Bağımsızlığın ilanından ve yeni Azerbaycan devletinin dünyaca tanınmasından sonra bile Sovyetler Birliği ‘nin siyasi varisi Rusya da Ermeni saldırganlığına çoğu zaman doğrudan, bazen de dolaylı destek vererek Azerbaycan topraklarının işgal edilmesine ve katliamlar yapılmasına yardımcı olmuştur. Aslında “Qara Yanvar”da da gerçek amacın ne olduğuna dair yeterli ipucu bu destekten anlaşılabilmektedir.
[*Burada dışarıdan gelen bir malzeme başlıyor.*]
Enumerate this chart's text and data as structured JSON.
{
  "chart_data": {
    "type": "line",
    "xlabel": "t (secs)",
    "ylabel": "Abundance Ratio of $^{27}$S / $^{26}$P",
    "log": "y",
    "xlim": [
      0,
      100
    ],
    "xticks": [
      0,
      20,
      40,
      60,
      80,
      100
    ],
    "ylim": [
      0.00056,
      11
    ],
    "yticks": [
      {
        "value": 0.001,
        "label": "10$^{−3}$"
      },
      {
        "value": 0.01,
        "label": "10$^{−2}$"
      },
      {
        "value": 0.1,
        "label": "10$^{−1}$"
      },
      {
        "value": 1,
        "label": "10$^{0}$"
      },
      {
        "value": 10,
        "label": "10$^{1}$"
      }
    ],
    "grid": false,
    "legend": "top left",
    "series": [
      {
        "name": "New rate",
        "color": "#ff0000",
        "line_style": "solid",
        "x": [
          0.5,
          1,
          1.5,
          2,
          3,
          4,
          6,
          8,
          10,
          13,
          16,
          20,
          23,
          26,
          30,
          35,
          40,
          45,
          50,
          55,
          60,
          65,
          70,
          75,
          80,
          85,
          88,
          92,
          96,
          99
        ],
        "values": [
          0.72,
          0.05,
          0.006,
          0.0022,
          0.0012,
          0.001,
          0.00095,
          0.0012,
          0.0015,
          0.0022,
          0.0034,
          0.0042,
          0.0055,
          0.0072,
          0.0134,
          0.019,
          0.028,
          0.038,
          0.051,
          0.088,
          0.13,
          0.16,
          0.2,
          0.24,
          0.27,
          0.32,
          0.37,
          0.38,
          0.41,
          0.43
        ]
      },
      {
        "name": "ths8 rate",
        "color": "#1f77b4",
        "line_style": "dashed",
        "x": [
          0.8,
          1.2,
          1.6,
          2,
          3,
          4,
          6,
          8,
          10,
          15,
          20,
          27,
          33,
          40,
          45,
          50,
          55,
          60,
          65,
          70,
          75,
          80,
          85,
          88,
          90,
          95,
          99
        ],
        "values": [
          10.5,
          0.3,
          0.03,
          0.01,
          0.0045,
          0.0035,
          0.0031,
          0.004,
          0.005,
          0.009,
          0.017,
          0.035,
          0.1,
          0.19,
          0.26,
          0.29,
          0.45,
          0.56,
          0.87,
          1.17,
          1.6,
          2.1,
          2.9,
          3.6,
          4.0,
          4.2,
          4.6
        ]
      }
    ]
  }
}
Rus desteği olmasaydı Ermenilerin Azerbaycan ‘ı işgal etmeleri mümkün olabilir miydi?
Neticede Rusların bu zulmü Azerbaycan ‘a zarar vermiş olsa da gerçek amacına ulaşamadı. Ne 20 Ocak katliamı, ne de başka baskılar Azerbaycan halkının bağımsızlık ateşini söndüremedi, aksine ateşin güçlenmesine neden oldu.
Aradan 22 yıl geçmiş. Tüm engellere rağmen Azeri kardeşlerimiz bağımsızlığına kavuşmuş. Başlarına Ermeniler musallat edilmiş ve toprakları işgal edilmiş. Halen bu işgal sürmekte.
Bütün bu olumsuzluklar karşısında Azerbaycan ayakta durmayı bilmiş, gelişmeye devam etmiştir. Şu anda ülkede Sovyetler Birliği döneminin alışkanlıklarından kurtulmak için gayret gösterilmekte ve o dönemin sıkıntıları, yalanları ve aldatmacaları unutulmaya çalışılmaktadır.
Evet, her lüzumsuz şey unutulacak ve geleceğe bakılacak. Bunda şüphe yok.
Ancak, bazı acılar vardır ki bunlar asla unutulmayacaktır. Acı tecrübeler dostu ve düşmanı ayırt ettiği gibi çok çalışmanın ve zamanı boşa harcamamanın ne denli önemli olduğunu da gösterir.
20 Ocak 1990 ‘da yaşanan “Qara Yanvar” işte bu unutulmayacak acılardan biridir. Çünkü Azerbaycan halkı da bizim gibi geleceğine umutla bakmak isteyenlerin geçmişlerini unutmamaları gerektiğini bilir.